A new worldLoyalty programs were first created when baby boomers defined the market. That’s no longer the case. In fact, millennials surpassed baby boomers as the largest segment of the workforce in 2013 and Gen X in 2015. With such large numbers, millennials’ aggregate spending power now exceeds that of all other generations. This new world means new preferences to cater to and, for millennials, that means adjusting loyalty programs to connect with their personal lifestyles and choices.
Three ways that loyalty programs are evolving to better integrate with lifestyles
- New types of rewards reduce friction in communication, engagement, and redemption – the fewer clicks, the better.
- Real-time rewards represent a fundamental shift by offering point-of-sale (POS) redemption as an option. For example, when enough points are accumulated, FIS Premium Payback™ presents a rollback offer to consumers as they swipe their payment card at gasoline pumps. Through seamless reminders at the POS, issuers are able to integrate rewards and redemption with consumers’ routine activities. Expect to see more real-time rewards programs rolling out in the near future.
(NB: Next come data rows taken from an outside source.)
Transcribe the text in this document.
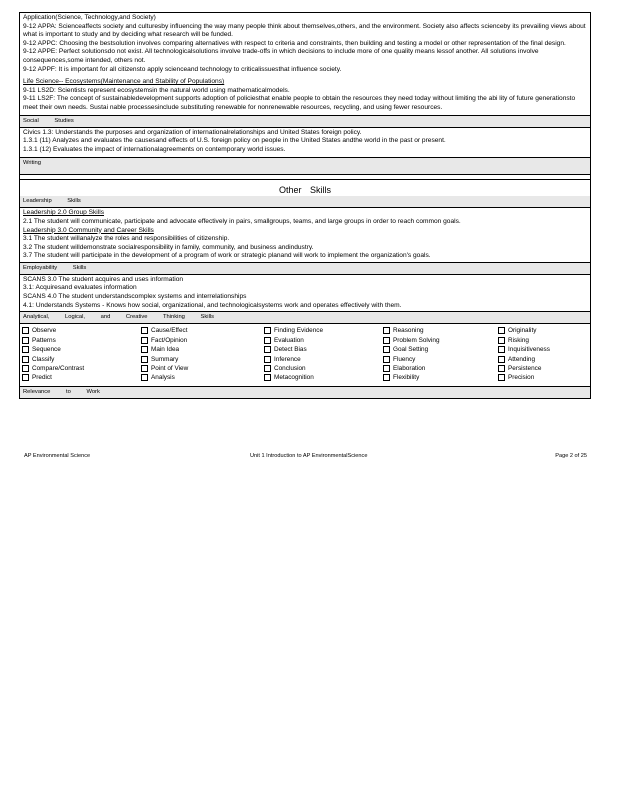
Application(Science, Technology,and Society)

9-12 APPA: Scienceaffects society and culturesby influencing the way many people think about themselves,others, and the environment. Society also affects scienceby its prevailing views about what is important to study and by deciding what research will be funded.

9-12 APPC: Choosing the bestsolution involves comparing alternatives with respect to criteria and constraints, then building and testing a model or other representation of the final design.

9-12 APPE: Perfect solutionsdo not exist. All technologicalsolutions involve trade-offs in which decisions to include more of one quality means lessof another. All solutions involve consequences,some intended, others not.

9-12 APPF: It is important for all citizensto apply scienceand technology to criticalissuesthat influence society.

Life Science-- Ecosystems(Maintenance and Stability of Populations)

9-11 LS2D: Scientists represent ecosystemsin the natural world using mathematicalmodels.

9-11 LS2F: The concept of sustainabledevelopment supports adoption of policiesthat enable people to obtain the resources they need today without limiting the abi lity of future generationsto meet their own needs. Sustai nable processesinclude substituting renewable for nonrenewable resources, recycling, and using fewer resources.

Social Studies

Civics 1.3: Understands the purposes and organization of internationalrelationships and United States foreign policy.

1.3.1 (11) Analyzes and evaluates the causesand effects of U.S. foreign policy on people in the United States andthe world in the past or present.

1.3.1 (12) Evaluates the impact of internationalagreements on contemporary world issues.

Writing
Other Skills
Leadership Skills

Leadership 2.0 Group Skills

2.1 The student will communicate, participate and advocate effectively in pairs, smallgroups, teams, and large groups in order to reach common goals.

Leadership 3.0 Community and Career Skills

3.1 The student willanalyze the roles and responsibilities of citizenship.

3.2 The student willdemonstrate socialresponsibility in family, community, and business andindustry.

3.7 The student will participate in the development of a program of work or strategic planand will work to implement the organization's goals.

Employability Skills

SCANS 3.0 The student acquires and uses information

3.1: Acquiresand evaluates information

SCANS 4.0 The student understandscomplex systems and interrelationships

4.1: Understands Systems - Knows how social, organizational, and technologicalsystems work and operates effectively with them.

Analytical, Logical, and Creative Thinking Skills
Observe
Patterns
Sequence
Classify
Compare/Contrast
Predict
Cause/Effect
Fact/Opinion
Main Idea
Summary
Point of View
Analysis
Finding Evidence
Evaluation
Detect Bias
Inference
Conclusion
Metacognition
Reasoning
Problem Solving
Goal Setting
Fluency
Elaboration
Flexibility
Originality
Risking
Inquisitiveness
Attending
Persistence
Precision
Relevance to Work
AP Environmental Science	Unit 1 Introduction to AP EnvironmentalScience	Page 2 of 25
- Memorable experiences as rewards create stronger links to issuer brands. Think about the experiential value of VIP tickets and backstage passes that enable consumers to get as close as possible to their favorite bands. Such experiences live on through social media connections and can provide issuers with a viral network of brand ambassadors. Now compare that with the consumer experience of receiving a generic-looking package in the mail. Which would you prefer?
- Rewards can also deepen relationships through cross-selling products in conjunction with redemption. For example, many credit unions offer loan rate reductions of one-quarter to one-half a point as a redemption option.
- Issuers must improve the relevancy of communications. According to the most recent Colloquy Loyalty Census, 59 percent of program participants agree that they ignore irrelevant loyalty program communications and 36 percent have left a program due to irrelevant communications.
- Issuers must find the right balance of communication frequency by enabling consumers to dictate how often they want to engage with the brand and their products.
- Issuers must also engage in the way in which consumers want to communicate. Today, that’s often via text. More than three-quarters of Americans now use smartphones and the percentage jumps to 92 percent among young millennials.
- For example, issuers can encourage usage by offering more point bonuses and redemption options to their most profitable customers.